Ao telefone, à tarde, conversando com o diretor Andrêas Gatto, reconhecemos que a peça trata disso. Relembrei a ele o subtítulo da autobiografia "Ecce Homo" de Friedrich Nietzsche: "Como se tornar aquilo que se é". Porque é preciso muita luta e agressividade para se permitir ser, socialmente, quem de fato sentimos que somos. E, antes disso, é preciso muita força para ser quem se é, em primeiro lugar, a si mesmo.

Nosso personagem está descobrindo que ele é alguém que foi escondido e esquecido dentro de si próprio. É a vertigem dos acontecimentos que o faz acessar esse ser esquecido, tornado estrangeiro e lacrado dentro de sua carapaça de homem branco e vencedor. Por isso, também aqui registro outra revelação que os primeiros encontros em sala de trabalho nos fizeram perceber: nossa peça articula de modo simultâneo e sobreposto distintos espaços e tempos (lemos um pouco sobre Kairós). Se em vida estamos presos ao tempo cronológico, causal e linear, em cena, ao contrário, podemos saltar tempos e espaços, fazendo aparecer num mesmo instante o antes e o depois, o agora aqui e noutro lugar.

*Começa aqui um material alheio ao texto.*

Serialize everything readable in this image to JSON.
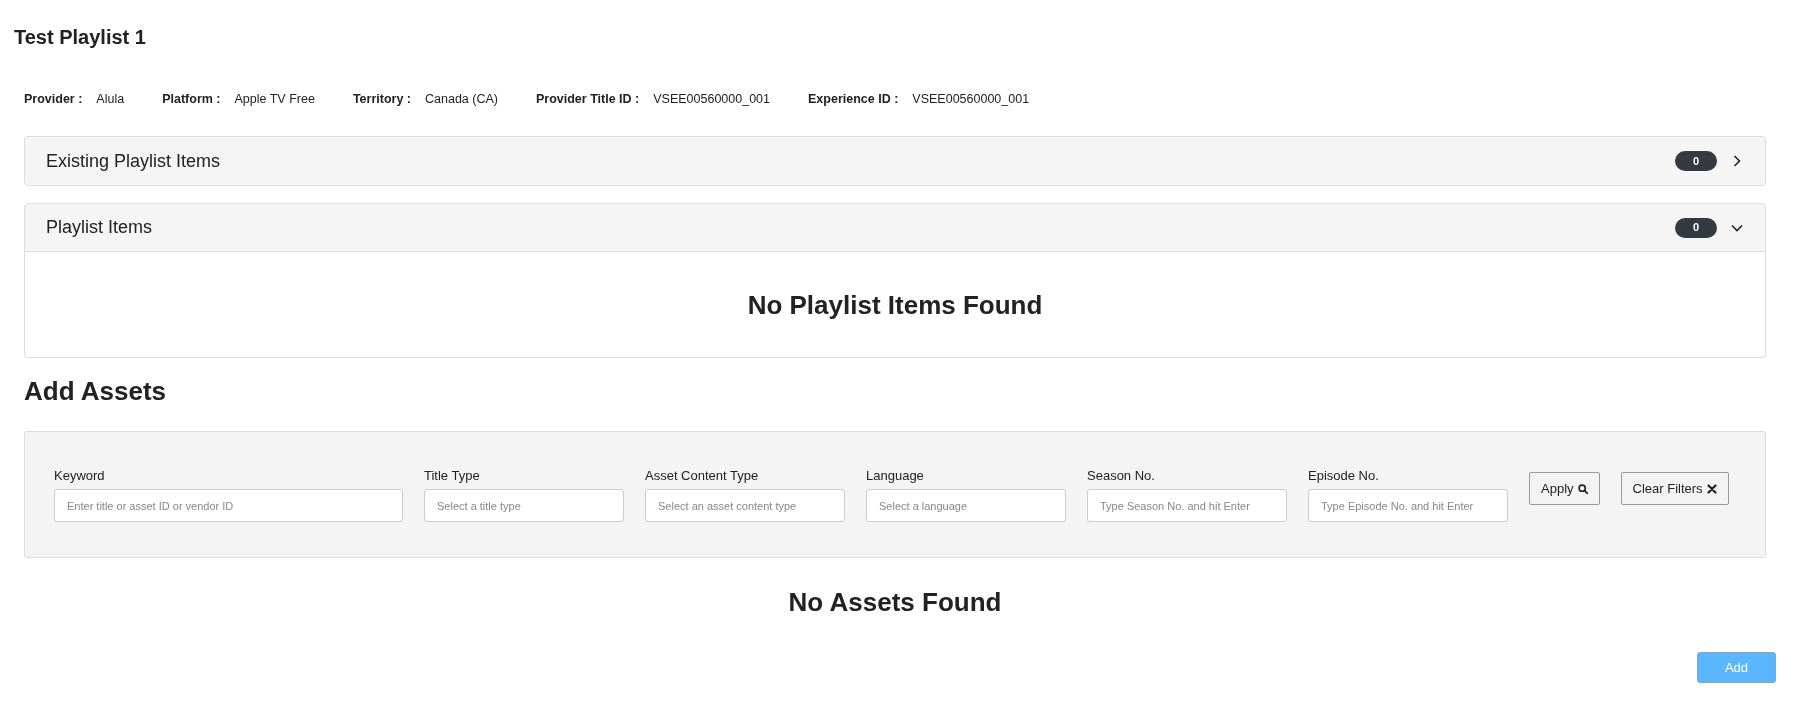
{
  "page_title": "Test Playlist 1",
  "details": [
    {
      "label": "Provider :",
      "value": "Alula"
    },
    {
      "label": "Platform :",
      "value": "Apple TV Free"
    },
    {
      "label": "Territory :",
      "value": "Canada (CA)"
    },
    {
      "label": "Provider Title ID :",
      "value": "VSEE00560000_001"
    },
    {
      "label": "Experience ID :",
      "value": "VSEE00560000_001"
    }
  ],
  "sections": [
    {
      "title": "Existing Playlist Items",
      "count": "0",
      "expanded": false
    },
    {
      "title": "Playlist Items",
      "count": "0",
      "expanded": true,
      "empty_message": "No Playlist Items Found"
    }
  ],
  "add_assets": {
    "heading": "Add Assets",
    "filters": [
      {
        "label": "Keyword",
        "placeholder": "Enter title or asset ID or vendor ID"
      },
      {
        "label": "Title Type",
        "placeholder": "Select a title type"
      },
      {
        "label": "Asset Content Type",
        "placeholder": "Select an asset content type"
      },
      {
        "label": "Language",
        "placeholder": "Select a language"
      },
      {
        "label": "Season No.",
        "placeholder": "Type Season No. and hit Enter"
      },
      {
        "label": "Episode No.",
        "placeholder": "Type Episode No. and hit Enter"
      }
    ],
    "buttons": [
      {
        "kind": "apply",
        "label": "Apply"
      },
      {
        "kind": "clear",
        "label": "Clear Filters"
      }
    ],
    "empty_message": "No Assets Found",
    "add_button": {
      "label": "Add",
      "disabled": true
    }
  }
}
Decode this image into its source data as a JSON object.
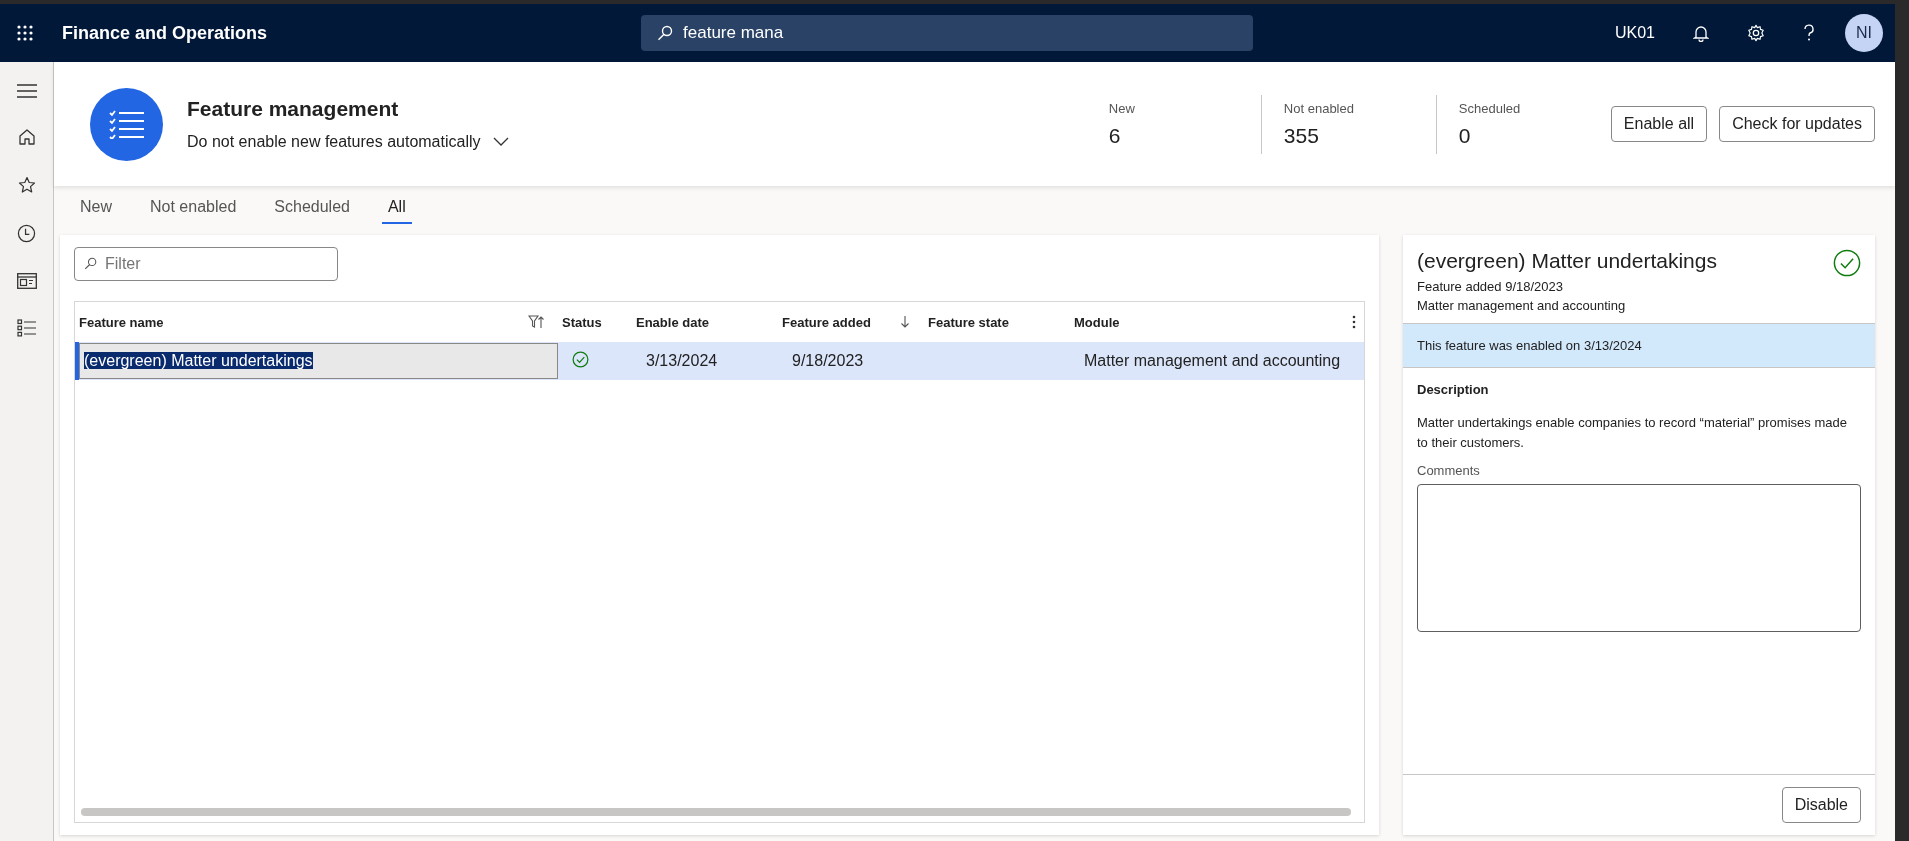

Uma confissão. Uma experiência limite, transformadora, um voltar a si mesmo e um nunca mais se esquecer. Uma lembrança de que sou quem tentam me fazer não ser. Um manifesto de si, mas, sobretudo, enquanto personagem, um convite ao público - e a nós mesmos - para que tenhamos força e agressividade para ser quem somos, independente das morais e valores que nos empalidecem e desvitalizam.